Monday, October 24, 2011

Education

I've been thinking recently about what a college education really says about a person. The further I get in my studies here at BYU I've been coming to the conclusion that a degree says more about what kind of person you are than what knowledge or skills you have. I find that most of my time at college is spent doing assignments and projects and readings that have little or no relevance to what I'll actually be doing for most of my life, and all the details that I'm so meticulously examined on disappear out of my head the minute finals are over. However, I'm determined to get my 4-year degree because of what that degree says about my character and my work ethic.

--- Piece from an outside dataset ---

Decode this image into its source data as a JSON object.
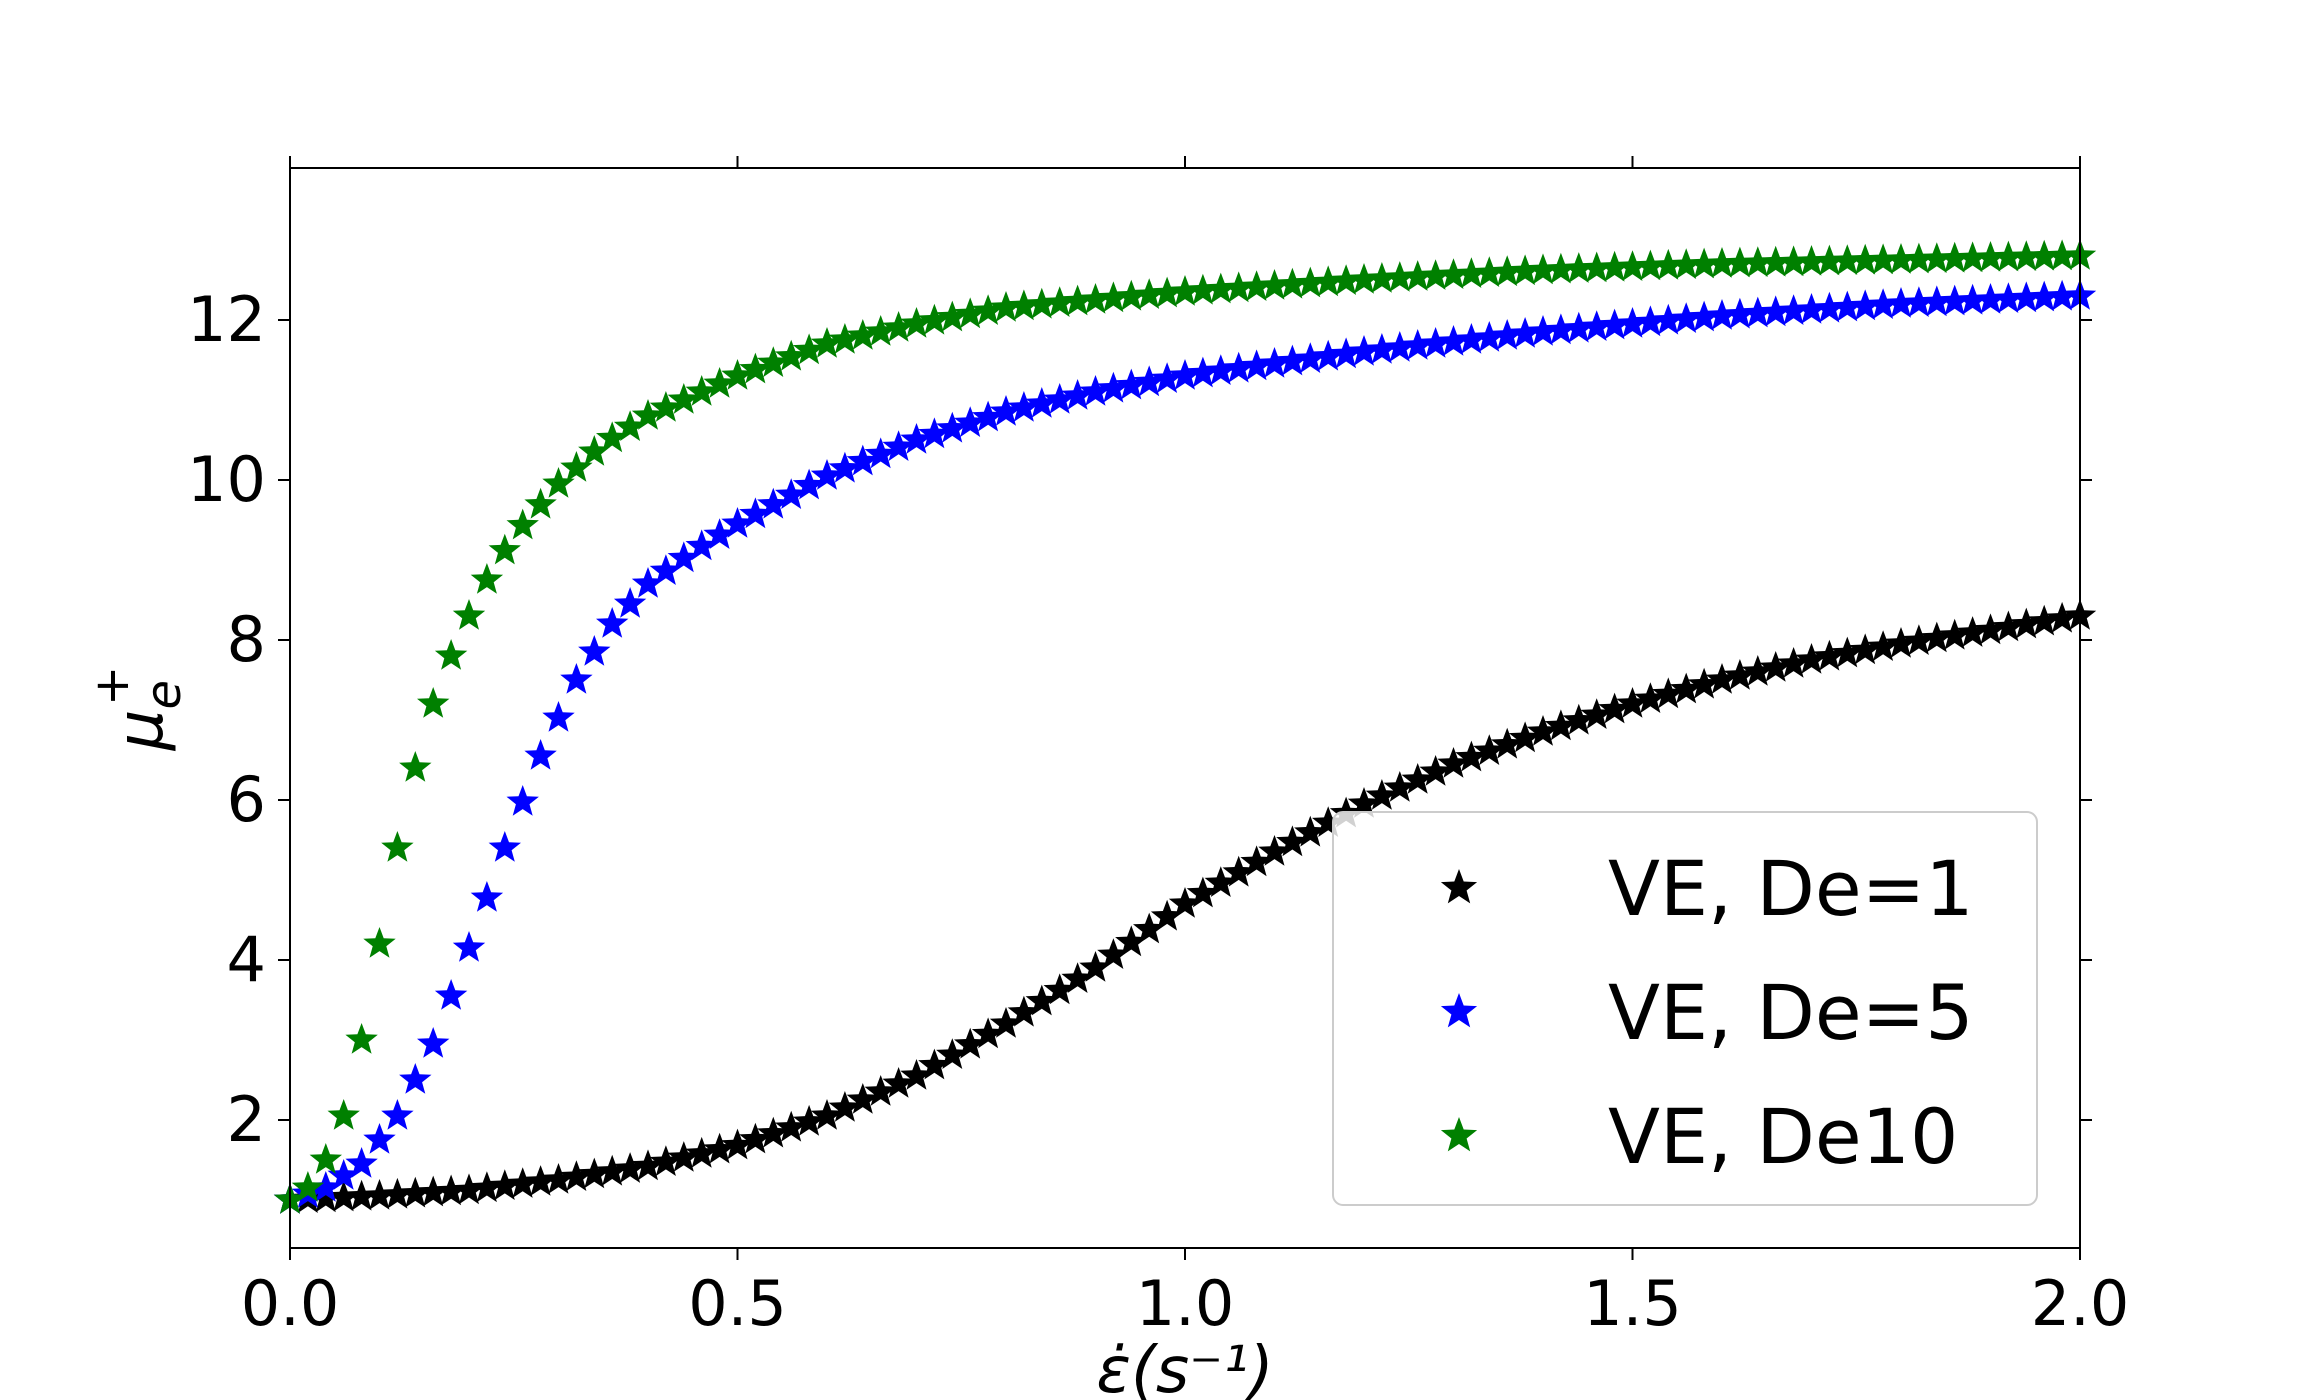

I would never hire an employee for an important, long-term position in a company I owned unless they had a college degree, but in all honesty I don't think I'd care very much what they got their degree in. If it was a skilled position I'd want to know what real-world experience they had with those skills. The only purpose for the degree would be to tell me that the person had time-management skills, and could stick to something and accomplish it. The degree would also tell me that the employee knew how to take an assignment and complete it satisfactorily, and that he or she could manage some level of stress and handle some level of responsibility.

Sometimes I get a little frustrated in my studies when I don't see any value in what i'm cramming into my brain to satisfy an assignment or a professor, but I figure that it's because of the unpleasantness of the task that my degree will mean something and actually have some value.